Changing Age Demographics:

The decline in India”s employment, with a compound annual rate of -0.28% over six years ending in 2022-23, is primarily concentrated in the 15-39 age group, indicating that younger workers are exiting the job market. Their share in total employment has dropped from 50% to 37%. In contrast, those aged 40-59 have seen their share increase from 42% to 59%. This shift may be attributed to younger individuals struggling to secure employment or opting out, while older workers may have family obligations or debt responsibilities influencing their choices.

Gender Disparities:

The proportion of women in the workforce has decreased from 13.1% to 9.4%, possibly due to family obligations, presenting a setback for gender empowerment.

Educational Background:

The share of individuals with a graduate or higher-level degree remains steady at 12.5%, indicating that most employed individuals have lower educational qualifications. This becomes concerning when combined with the decline in employment among those under 40, questioning the demographic dividend theory. It emphasises the need for comprehensive education and job-oriented courses, as reskilling becomes challenging when individuals lack adequate foundational education.

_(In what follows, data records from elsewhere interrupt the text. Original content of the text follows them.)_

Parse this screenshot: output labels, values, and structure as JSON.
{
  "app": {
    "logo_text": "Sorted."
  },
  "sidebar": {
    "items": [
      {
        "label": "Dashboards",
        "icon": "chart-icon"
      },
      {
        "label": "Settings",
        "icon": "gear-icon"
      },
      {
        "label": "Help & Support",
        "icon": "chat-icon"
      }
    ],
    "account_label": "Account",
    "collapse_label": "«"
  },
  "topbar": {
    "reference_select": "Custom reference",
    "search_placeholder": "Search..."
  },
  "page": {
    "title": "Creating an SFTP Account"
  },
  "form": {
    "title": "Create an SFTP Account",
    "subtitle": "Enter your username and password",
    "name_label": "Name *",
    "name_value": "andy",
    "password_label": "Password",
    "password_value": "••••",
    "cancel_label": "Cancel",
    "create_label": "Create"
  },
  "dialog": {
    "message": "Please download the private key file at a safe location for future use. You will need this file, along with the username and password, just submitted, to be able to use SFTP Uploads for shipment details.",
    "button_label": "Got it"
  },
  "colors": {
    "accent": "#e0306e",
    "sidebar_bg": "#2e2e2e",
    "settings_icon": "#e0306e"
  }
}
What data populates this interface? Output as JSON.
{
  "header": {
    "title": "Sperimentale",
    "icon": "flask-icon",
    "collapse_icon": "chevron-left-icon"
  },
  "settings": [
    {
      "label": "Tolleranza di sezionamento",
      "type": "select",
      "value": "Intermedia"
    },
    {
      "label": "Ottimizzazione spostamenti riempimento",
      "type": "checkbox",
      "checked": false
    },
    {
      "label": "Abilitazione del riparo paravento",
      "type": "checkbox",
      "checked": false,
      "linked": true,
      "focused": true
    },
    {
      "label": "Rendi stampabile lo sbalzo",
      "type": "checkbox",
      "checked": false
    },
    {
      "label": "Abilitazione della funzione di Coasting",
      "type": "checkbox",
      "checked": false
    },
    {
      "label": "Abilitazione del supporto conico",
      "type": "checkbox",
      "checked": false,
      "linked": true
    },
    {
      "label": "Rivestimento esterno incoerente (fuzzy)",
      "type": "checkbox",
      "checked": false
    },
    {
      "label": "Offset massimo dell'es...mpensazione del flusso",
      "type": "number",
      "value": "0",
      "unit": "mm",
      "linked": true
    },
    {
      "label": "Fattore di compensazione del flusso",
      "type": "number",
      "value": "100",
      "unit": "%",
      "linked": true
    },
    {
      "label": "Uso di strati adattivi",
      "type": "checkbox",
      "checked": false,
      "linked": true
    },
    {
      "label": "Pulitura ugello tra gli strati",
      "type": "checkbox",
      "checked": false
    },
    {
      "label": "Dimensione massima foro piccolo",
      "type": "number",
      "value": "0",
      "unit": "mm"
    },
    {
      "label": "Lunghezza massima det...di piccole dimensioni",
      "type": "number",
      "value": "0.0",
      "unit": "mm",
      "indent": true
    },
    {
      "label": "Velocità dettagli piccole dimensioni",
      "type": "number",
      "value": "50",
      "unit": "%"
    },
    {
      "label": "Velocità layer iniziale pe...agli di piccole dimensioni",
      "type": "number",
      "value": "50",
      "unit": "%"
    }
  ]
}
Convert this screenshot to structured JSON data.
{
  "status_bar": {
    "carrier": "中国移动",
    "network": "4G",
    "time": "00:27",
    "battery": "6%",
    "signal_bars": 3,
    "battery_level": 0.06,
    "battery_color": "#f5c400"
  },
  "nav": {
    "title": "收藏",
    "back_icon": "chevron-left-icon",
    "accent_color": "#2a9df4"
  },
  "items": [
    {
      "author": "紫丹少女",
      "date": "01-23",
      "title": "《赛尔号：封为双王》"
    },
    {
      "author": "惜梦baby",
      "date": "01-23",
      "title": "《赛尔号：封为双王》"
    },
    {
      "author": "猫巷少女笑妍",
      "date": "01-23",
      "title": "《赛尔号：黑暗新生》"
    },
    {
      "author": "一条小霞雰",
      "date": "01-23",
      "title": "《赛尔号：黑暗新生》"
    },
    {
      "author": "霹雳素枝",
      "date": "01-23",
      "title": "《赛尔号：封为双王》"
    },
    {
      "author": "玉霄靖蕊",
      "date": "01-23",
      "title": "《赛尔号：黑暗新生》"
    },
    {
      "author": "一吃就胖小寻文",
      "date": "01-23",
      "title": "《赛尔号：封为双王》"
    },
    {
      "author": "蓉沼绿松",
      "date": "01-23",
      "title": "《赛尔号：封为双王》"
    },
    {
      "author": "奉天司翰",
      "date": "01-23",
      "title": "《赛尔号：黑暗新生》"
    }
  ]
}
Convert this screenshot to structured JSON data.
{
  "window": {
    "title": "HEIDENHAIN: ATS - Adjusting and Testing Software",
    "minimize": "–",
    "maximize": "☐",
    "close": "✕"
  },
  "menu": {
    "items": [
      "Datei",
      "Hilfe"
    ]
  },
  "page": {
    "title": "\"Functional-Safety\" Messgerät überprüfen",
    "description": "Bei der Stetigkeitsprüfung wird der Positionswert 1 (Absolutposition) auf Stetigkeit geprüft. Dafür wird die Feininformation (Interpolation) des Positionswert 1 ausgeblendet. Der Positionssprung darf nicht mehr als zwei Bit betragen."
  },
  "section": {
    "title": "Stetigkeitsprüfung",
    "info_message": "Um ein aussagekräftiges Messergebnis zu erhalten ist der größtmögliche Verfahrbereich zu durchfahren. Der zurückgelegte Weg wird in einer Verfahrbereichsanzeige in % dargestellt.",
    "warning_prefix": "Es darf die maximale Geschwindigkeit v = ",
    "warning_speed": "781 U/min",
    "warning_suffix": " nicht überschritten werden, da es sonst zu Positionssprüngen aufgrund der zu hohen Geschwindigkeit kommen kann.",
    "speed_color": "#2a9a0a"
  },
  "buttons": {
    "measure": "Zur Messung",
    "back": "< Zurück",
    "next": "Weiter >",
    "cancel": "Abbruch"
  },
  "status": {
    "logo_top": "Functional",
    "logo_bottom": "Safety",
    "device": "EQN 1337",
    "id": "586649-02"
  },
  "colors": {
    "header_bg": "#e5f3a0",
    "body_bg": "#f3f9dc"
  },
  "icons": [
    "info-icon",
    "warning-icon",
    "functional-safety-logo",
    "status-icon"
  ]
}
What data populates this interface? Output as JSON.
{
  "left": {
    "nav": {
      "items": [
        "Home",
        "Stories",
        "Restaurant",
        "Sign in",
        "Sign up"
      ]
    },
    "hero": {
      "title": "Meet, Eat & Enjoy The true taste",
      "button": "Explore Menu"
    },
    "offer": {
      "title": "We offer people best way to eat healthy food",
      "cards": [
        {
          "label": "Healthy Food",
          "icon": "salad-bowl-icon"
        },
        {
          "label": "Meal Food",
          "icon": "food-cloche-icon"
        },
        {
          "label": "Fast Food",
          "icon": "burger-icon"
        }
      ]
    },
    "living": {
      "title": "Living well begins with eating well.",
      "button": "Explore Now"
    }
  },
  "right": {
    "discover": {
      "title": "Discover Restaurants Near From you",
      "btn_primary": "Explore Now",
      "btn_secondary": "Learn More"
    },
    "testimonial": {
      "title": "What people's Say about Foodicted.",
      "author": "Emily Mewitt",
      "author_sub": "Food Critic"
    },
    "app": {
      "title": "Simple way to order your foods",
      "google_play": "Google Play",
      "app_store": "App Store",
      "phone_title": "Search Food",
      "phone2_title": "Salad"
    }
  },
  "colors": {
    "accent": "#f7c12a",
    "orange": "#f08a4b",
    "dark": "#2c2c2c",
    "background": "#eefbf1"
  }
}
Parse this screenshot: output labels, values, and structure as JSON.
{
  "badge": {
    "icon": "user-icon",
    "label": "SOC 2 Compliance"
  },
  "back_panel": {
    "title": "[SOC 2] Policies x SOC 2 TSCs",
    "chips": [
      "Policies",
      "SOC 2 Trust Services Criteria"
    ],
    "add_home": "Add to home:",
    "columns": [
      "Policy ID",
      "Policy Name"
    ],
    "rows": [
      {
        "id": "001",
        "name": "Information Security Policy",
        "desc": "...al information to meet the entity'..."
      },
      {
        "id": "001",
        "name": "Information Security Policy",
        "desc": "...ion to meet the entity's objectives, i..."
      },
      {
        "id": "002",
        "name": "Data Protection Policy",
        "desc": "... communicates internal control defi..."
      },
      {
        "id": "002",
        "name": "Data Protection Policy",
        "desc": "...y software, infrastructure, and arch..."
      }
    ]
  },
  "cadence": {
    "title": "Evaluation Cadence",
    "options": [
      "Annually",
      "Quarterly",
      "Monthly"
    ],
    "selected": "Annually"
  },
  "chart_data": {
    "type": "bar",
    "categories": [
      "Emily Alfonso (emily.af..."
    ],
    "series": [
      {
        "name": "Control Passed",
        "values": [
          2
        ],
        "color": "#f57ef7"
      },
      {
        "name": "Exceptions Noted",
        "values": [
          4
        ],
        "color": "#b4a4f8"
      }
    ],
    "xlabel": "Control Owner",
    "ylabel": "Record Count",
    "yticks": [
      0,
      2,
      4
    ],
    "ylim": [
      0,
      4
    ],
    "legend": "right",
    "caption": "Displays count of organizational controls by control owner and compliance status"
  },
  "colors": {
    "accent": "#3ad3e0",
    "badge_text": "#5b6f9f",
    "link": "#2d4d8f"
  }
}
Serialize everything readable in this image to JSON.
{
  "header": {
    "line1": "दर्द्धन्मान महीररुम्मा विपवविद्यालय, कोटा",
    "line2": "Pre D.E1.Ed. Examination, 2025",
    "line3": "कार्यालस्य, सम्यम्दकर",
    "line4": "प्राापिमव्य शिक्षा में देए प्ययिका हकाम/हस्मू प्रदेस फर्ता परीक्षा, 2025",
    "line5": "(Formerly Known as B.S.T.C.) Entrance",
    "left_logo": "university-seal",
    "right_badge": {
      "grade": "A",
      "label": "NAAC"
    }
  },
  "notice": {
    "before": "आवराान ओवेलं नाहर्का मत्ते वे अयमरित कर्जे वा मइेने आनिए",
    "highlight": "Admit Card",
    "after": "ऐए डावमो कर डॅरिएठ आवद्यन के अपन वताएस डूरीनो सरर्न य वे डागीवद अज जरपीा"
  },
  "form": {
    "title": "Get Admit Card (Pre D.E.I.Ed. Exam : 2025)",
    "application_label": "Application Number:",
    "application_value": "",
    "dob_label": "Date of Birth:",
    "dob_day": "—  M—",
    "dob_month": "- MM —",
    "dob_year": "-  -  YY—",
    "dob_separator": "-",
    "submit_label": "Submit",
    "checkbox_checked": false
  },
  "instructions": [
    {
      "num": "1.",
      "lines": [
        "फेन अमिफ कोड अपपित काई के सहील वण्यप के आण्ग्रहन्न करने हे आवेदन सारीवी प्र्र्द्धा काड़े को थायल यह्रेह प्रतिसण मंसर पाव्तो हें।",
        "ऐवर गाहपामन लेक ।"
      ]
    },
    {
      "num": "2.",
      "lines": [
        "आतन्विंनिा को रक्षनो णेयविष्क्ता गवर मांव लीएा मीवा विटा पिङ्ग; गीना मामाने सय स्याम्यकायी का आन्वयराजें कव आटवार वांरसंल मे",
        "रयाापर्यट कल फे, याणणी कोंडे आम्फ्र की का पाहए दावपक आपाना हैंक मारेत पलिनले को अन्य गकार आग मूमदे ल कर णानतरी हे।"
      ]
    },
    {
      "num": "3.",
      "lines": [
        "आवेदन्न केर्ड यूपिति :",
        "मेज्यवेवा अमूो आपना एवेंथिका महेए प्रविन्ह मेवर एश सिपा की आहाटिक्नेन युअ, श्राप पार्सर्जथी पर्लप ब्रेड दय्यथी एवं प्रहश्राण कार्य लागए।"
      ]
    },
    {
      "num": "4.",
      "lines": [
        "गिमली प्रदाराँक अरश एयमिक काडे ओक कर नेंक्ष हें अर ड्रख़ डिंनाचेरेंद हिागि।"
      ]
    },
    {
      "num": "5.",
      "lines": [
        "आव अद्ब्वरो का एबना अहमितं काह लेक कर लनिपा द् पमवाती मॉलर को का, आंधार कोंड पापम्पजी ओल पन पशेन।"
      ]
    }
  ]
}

Shift in Employment Types:

The percentage of salaried workers has remained nearly unchanged at around 21%, while self-employment has increased from 13% to 20%. This suggests a growing preference for entrepreneurship or a possible reluctance among companies to expand their workforce as they embrace artificial intelligence (AI) and machine learning (ML) technologies. The adoption of AI and ML could further reduce the demand for labour, particularly in a labour-surplus economy.

Changing Job Sectors:

The share of small traders and wage labourers has decreased from 42% in 2016-17 to 31%, reflecting declining job opportunities in small and medium enterprises. Concurrently, the percentage of farmers has risen from 23.2% to 27.6%, indicating reverse migration from urban to rural areas. This trend highlights the mismatch between job creation and urban growth, influenced by high living costs and a lack of affordable housing.

Sector-Wise Job Distribution:

In terms of sector-wise employment, agriculture and industry have shown negative growth, while services have experienced growth at 1.5% annually. Services, comprising 36% of employment, have overtaken agriculture. Within the industry sector, real estate and construction account for 17.5%, while manufacturing lags at 8.8%. This shift underscores the importance of the services sector in job creation.

Religion and Employment:

CMIE data on employment across religions reveals intriguing observations. The share of Hindus and Muslims in employment has declined, while Christians, Buddhists, and Jains have seen increases. Sikhs” share remains unchanged, possibly to their affinity for trading, a sector that has witnessed significant growth.

The CMIE data on employment trends in India raises important questions about the impact of AI and ML on job opportunities, especially among younger age groups and women. The shift back to agriculture challenges the urban migration narrative, while the limited contribution of manufacturing to employment defies conventional wisdom. These findings warrant a robust debate on the appropriateness of increased AI and ML adoption, considering India”s unique needs. Finally, addressing the educational gap and promoting job-oriented courses becomes crucial as AI-driven automation continues to transform the workforce.